If you have two line segments that touch at 1 point on a line, the only line segment on that line that touches both and doesn't intersect either is the line that starts and ends at that point the other two lines share (eg, [-1,0], [0,0], and [0,1]). I don't think this necessarily works due to the third "line" degenerating to a 0D point, but it's the only solution I see that follows the equation, has non-overlapping and unique line segments, and stays in the right number of dimensions.

I agree with your point [npi] that a line segment includes its interior; a degenerate triangle therefore does not comprise a 1-dimensional case of three objects that touch only at three distinct points.

But does a circle consistently collapse to a line segment? Consider:

A sphere is a surface - the locus of points in 3-space equidistant from a center point. A circle is a curved line - the locus of points in 2-space equidistant from a center point. It is consistent, then, for a circle to collapse to the locus of points in 1-space equidistant from a center point. That is, a circle collapses to a point pair.

Taking this view, collinear point pairs AB and BC, even when point B is the leftmost or rightmost of the three, touch only at point B, and can be mutually intimate at three distinct points with point pair AC.

The interior volume of a sphere [which does not belong to the sphere, rather to a ball] collapses to the interior area of a circle [which does not belong to the circle, rather to a disk] which collapses to the interior length of a point pair [which does not belong to the point pair, rather to a line segment.

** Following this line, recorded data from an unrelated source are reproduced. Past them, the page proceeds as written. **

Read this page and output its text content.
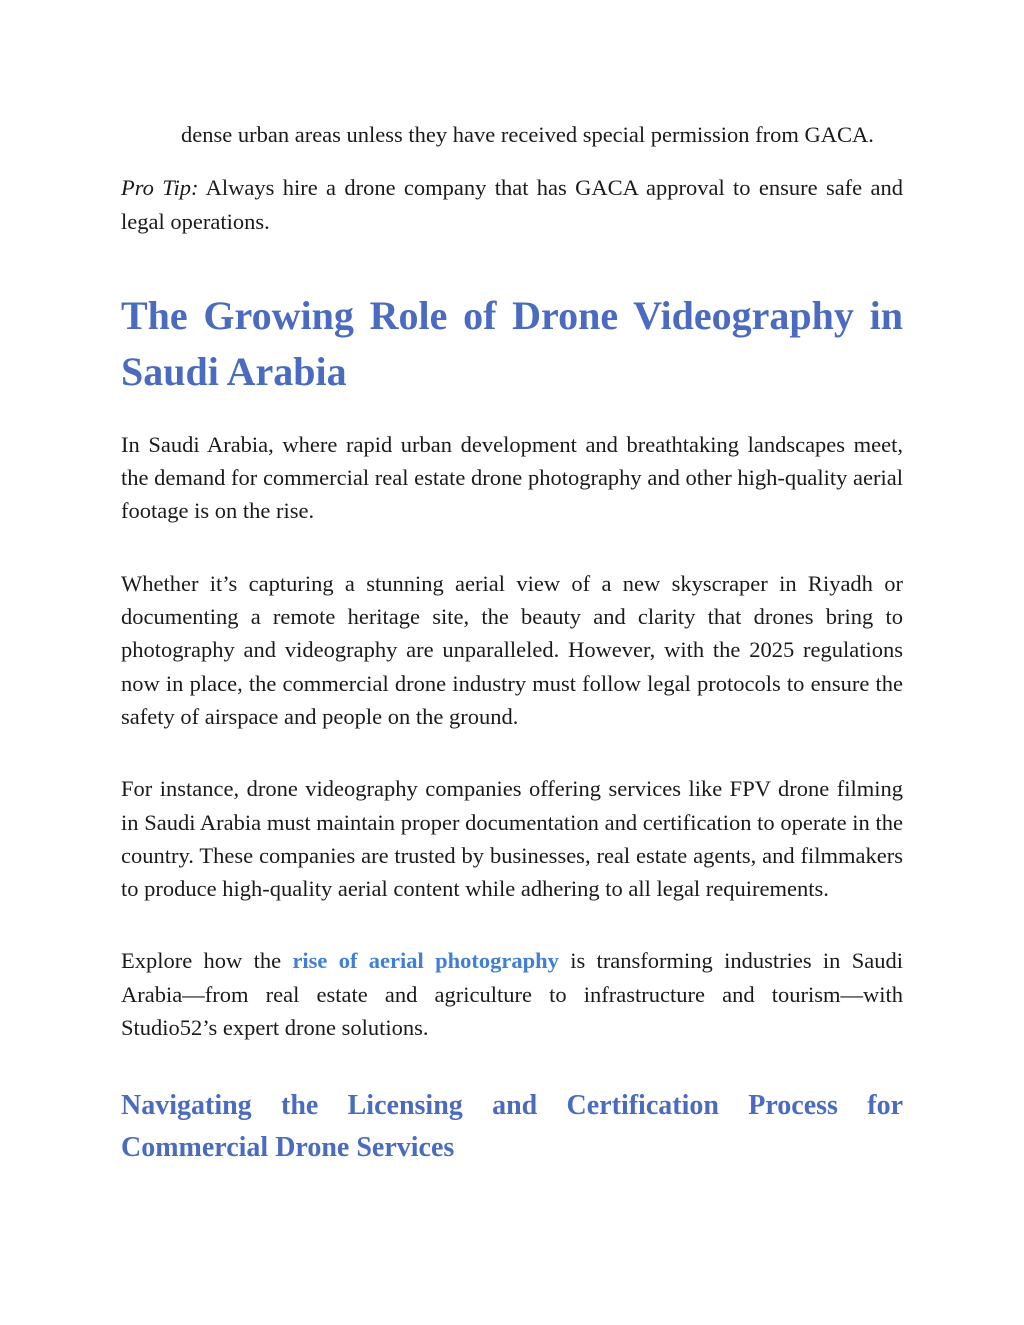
dense urban areas unless they have received special permission from GACA.

Pro Tip: Always hire a drone company that has GACA approval to ensure safe and legal operations.

The Growing Role of Drone Videography in Saudi Arabia

In Saudi Arabia, where rapid urban development and breathtaking landscapes meet, the demand for commercial real estate drone photography and other high-quality aerial footage is on the rise.

Whether it’s capturing a stunning aerial view of a new skyscraper in Riyadh or documenting a remote heritage site, the beauty and clarity that drones bring to photography and videography are unparalleled. However, with the 2025 regulations now in place, the commercial drone industry must follow legal protocols to ensure the safety of airspace and people on the ground.

For instance, drone videography companies offering services like FPV drone filming in Saudi Arabia must maintain proper documentation and certification to operate in the country. These companies are trusted by businesses, real estate agents, and filmmakers to produce high-quality aerial content while adhering to all legal requirements.

Explore how the rise of aerial photography is transforming industries in Saudi Arabia—from real estate and agriculture to infrastructure and tourism—with Studio52’s expert drone solutions.

Navigating the Licensing and Certification Process for Commercial Drone Services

A sphere's exterior, a 2-dimensional [in spherical coordinates] surface area, becomes a circle's exterior, a 1-dimensional [in radial coordinates] perimeter line, which then becomes a point pair's exterior, the 0-dimensional [in any coordinates] points.

[EventHorizon]

Yeah, projections aren't the same as slices as they include the interior (guess I should have thought about it more). With point pairs it makes sense how it would work.